While both those narratives (sexism and doom) are plausible, I think there’s also a simpler, psychosocial story here of fear-driven stasis. It creates cognitive dissonance for experts to consider that they may be harming the people they intend to help. It’s easier to keep doing what you’re doing, and go with a story that supports that. This isn’t just a problem in women’s health, but it does have unique political dimensions here. “You’ve come a long way, baby” — to be gaslit by a new specialist class of women’s health experts whose common practices actually undermine women’s well-being.
This is toxic feminism, a modern Western phenomenon where apparently feminist intentions underpin regressive interventions (separate post).
In this context, medical practitioners should be aware that the scientific evidence on maternal and infant health effects of exclusive breastfeeding is insufficient to establish causality when it comes to postpartum depression. To the contrary, apparent possible benefits may reflect downstream consequences of better maternal health and other factors causing both more successful breastfeeding and healthier mothers and offspring (the selection effects story); and this spurious correlation may mask substantial costs of breastfeeding the way it’s currently promoted and practiced, including increased PPD risk. So what?
Healthcare professionals should encourage supplementary formula-feeding (mixed feeding) from birth until breastmilk supply is established in order to prevent neonatal starvation and promote maternal health. They should advise women who wish to become pregnant on lifestyle changes that might facilitate better outcomes of many kinds, including lactation. We have the evidence base to screen, treat, and counsel pregnant women with occult or frank disease that places them at heightened risk of both breastfeeding problems and PPD — common problems like overweight/obesity. So maybe someone could work on constructing review-based guidelines for that kind of clinical intervention on a harm prevention model, instead of assessing whether the literature provides any evidence that lactation cookies prevent depression in new mothers, or do much of anything at all. (Spoiler alert: Nope.)
The beautiful mess
This is what I like about putting biology on the board in women’s health: It takes health problems out of women’s heads — where they have historically been treated as “hysteria” — and puts them firmly in physical reality, while also keeping it messy. In this case, maternal health (physical and previous mental health, socio-economic and social, historical and situational) likely influences both breastfeeding and maternal mental health outcomes. But it could still be the case that behavioral differences in breastfeeding drive biological changes causally affecting depression.
As Sapolsky notes, "our behavioral biology is usually meaningless outside the context of the social factors and environment in which it occurs." Putting biology on the board does not reduce us to Cartesian machines. It doesn’t necessarily simply things at all. It just puts the basic pieces we know might matter into place for structural thinking about what’s going on here in this beautiful mess we call life that is physical and psychological, behavioral and chemical, individual and social, all at the same time.
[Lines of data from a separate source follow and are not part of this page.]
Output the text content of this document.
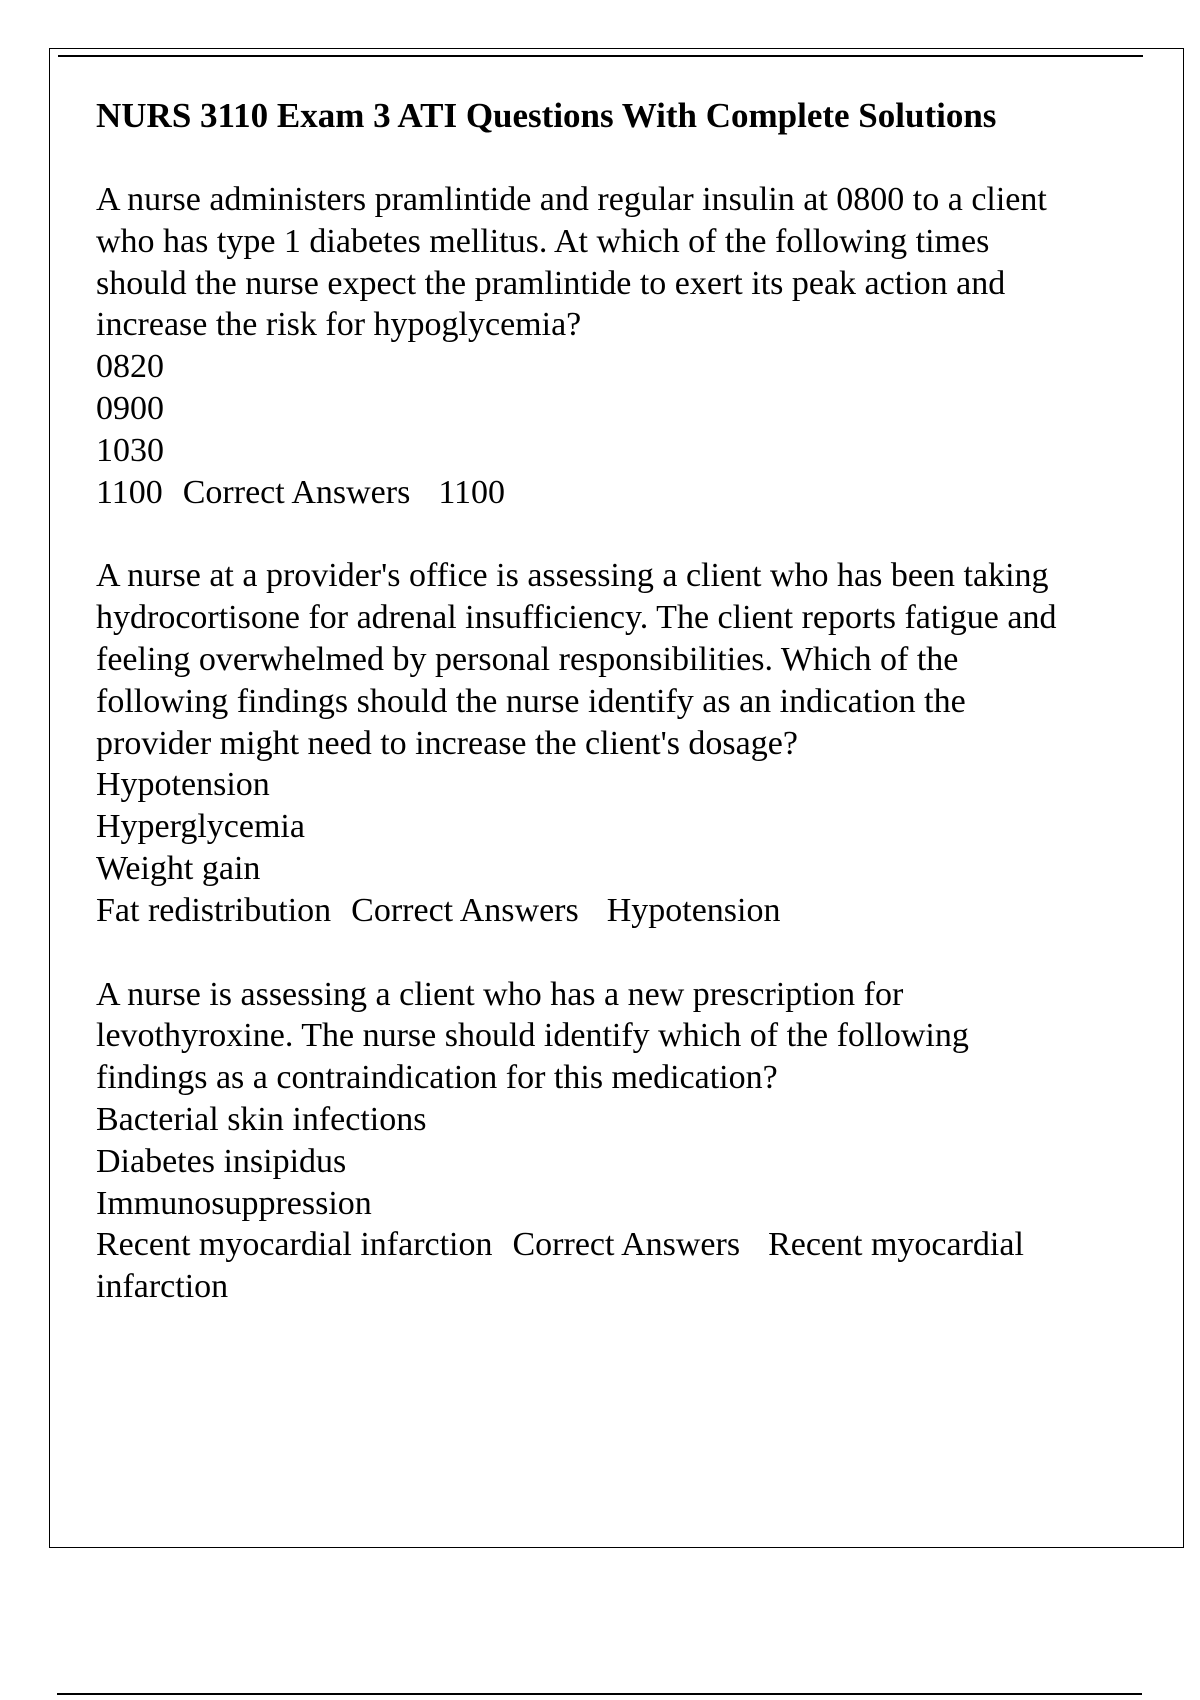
NURS 3110 Exam 3 ATI Questions With Complete Solutions

A nurse administers pramlintide and regular insulin at 0800 to a client who has type 1 diabetes mellitus. At which of the following times should the nurse expect the pramlintide to exert its peak action and increase the risk for hypoglycemia?

0820

0900

1030

1100 Correct Answers 1100

A nurse at a provider's office is assessing a client who has been taking hydrocortisone for adrenal insufficiency. The client reports fatigue and feeling overwhelmed by personal responsibilities. Which of the following findings should the nurse identify as an indication the provider might need to increase the client's dosage?

Hypotension

Hyperglycemia

Weight gain

Fat redistribution Correct Answers Hypotension

A nurse is assessing a client who has a new prescription for levothyroxine. The nurse should identify which of the following findings as a contraindication for this medication?

Bacterial skin infections

Diabetes insipidus

Immunosuppression

Recent myocardial infarction Correct Answers Recent myocardial infarction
If we’re going to try to piece together health puzzles, having all the pieces out seems like a good start.
Building on Sapolsky’s insight, I have to say that breastfeeding could very well be part of a virtual/vicious cycle dyad in which biopsychosocial feedback loops mean that it has positive health effects when it goes well, and negative ones when it goes poorly (many subtopics). The point is not that this story is implausible. It’s that the breastfeeding myth only tells the positive half, and does that without properly mooring it in fuller causal logic according to available evidence. Science and medicine can do better. Let’s.